We have seen something similar where QM is not notified of loss of the
network connection and the process hangs inside a Linux library call where
we cannot see the logout request.
Although we need a better solution for this, you should be able to kill the
QM processes from Linux rather than a complete restart. Our cleanup
mechanism will then recover the licences within five minutes. You can speed
this up by doing
qm -cleanup
I have forwarded your email to one of our dealers who has identified a
problem in Linux ssh that might explain this.
Martin Phillips
Ladybridge Systems Ltd
17b Coldstream Lane, Hardingstone, Northampton, NN4 6DB
+44-(0)1604-709200
We are running Gentoo base system version 1.6.14.
--
Cedric Fontaine
http://www.terroirsquebec.com
So I should just kill -9 the qm process on linux and then qm -cleanup ?
I'm sorry Martin, I really don't expect you to be resolving Linux
issues, but I do see a great deal of irony in all of this.
T
I sometimes get this sort of finger pointing. It often happens on
Windows systems, and another MV database that I use. Nice to see the
same thing happening with Linux. Don't want the FOSS people missing
out! ;-)
Anyway, I've found an effective way to stop the finger pointing is to
ask the person doing the pointing for EVIDENCE that the bug is where
they say it is.
So, Martin. Do you have proof that the bug is in the Linux networking code?
Ashley Chapman
> I'm sorry Martin, I really don't expect you to be resolving
> Linux issues, but I do see a great deal of irony in all of this.

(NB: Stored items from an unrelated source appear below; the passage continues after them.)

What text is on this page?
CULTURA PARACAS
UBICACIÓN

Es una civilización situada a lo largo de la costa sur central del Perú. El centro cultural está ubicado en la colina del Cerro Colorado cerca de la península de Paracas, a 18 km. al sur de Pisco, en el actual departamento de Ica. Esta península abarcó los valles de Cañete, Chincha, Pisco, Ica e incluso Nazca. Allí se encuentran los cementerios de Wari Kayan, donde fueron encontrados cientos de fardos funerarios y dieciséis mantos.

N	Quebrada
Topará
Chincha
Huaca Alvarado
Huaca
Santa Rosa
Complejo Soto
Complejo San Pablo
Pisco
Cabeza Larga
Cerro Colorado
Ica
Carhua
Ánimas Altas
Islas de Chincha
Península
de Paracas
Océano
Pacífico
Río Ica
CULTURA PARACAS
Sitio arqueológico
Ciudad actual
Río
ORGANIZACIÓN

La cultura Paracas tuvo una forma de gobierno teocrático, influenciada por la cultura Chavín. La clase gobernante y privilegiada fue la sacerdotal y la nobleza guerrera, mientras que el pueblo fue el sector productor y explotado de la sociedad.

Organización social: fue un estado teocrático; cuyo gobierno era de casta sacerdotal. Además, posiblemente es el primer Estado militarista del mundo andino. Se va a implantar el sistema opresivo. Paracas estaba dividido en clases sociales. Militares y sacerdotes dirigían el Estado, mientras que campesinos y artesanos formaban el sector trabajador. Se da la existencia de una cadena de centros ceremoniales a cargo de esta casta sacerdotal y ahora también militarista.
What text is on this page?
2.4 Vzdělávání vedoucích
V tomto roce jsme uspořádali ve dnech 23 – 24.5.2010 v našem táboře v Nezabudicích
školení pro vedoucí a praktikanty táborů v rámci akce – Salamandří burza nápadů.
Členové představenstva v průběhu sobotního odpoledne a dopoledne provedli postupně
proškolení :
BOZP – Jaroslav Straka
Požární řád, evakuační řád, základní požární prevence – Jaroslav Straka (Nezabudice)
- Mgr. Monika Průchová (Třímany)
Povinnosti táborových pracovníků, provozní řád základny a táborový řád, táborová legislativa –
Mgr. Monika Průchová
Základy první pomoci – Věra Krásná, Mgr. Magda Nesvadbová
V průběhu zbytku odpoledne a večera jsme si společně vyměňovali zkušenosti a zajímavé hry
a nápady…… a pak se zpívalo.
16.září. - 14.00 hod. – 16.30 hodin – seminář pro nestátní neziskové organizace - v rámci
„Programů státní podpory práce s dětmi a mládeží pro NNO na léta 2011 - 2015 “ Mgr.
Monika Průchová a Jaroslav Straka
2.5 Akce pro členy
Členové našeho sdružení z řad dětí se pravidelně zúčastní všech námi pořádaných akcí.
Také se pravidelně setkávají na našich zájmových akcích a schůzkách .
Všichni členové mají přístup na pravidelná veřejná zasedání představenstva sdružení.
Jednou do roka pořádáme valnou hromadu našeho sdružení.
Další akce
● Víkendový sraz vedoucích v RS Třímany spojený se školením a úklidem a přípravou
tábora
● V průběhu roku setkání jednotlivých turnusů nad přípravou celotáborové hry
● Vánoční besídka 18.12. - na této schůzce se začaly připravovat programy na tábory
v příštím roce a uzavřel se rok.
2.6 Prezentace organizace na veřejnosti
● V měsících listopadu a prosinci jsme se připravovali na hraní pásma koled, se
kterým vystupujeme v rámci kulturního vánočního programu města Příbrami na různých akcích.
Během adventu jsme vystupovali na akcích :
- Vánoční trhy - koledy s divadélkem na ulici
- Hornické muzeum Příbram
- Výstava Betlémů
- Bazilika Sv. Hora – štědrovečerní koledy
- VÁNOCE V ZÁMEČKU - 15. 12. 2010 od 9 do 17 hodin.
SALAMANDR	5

I agree that it is not our job but, in this particular instance, one of our
dealers has identified and fixed a problem that sounds like it could be the
same issue. I have asked him to communicate directly with Cedric (or perhaps
via this list) and he has agreed to do so as soon as time permits.
Re Ashley's comment...
> So, Martin. Do you have proof that the bug is in the Linux
> networking code?
We have seen two network connection problems that appear to be in Linux. The
one that fits closest to Cedric's problem is where we hang inside a kernel
function (as shown by strace) and never return to QM. This makes it
difficult for us to catch the error.
The other one involves poll() or select() saying "yes, there is data waiting
to be read" and read() saying "no there isn't", resulting in a loop trying
to recover the non-existant data. We have worked around this one inside QM.
Just a thought...
If there's a suspected problem in the linux internals, then presumably
this problem does not exist for QM on the Windows or BSD platforms.
If that's the case, perhaps you can consider using QM on top of
FreeBSD. Unless you are tightly tied to Gentoo.
Ashley
In other words, Martin, it may be better to be less eager to fix
this on your own, even if you can.
T
Any sign of the requested diagnostics?
We have tried repeatedly to reproduce this here but have so far failed. It
is tough to diagnose the cause without an example to look at.
Martin Phillips
Ladybridge Systems Ltd
17b Coldstream Lane, Hardingstone, Northampton, NN4 6DB
+44-(0)1604-709200
This sounds very much like the Linux problem that one of our users tracked
down. I will ask him again to reply.
> What are the command lines for core dump or strace ?
Depending on your system, you should be able to force a core dump with
kill -4 (SIGILL) but it doesn't seem to work on all systems.
Were supported, strace is
strace -p 1234
where 1234 is the pid of the process that you want to trace.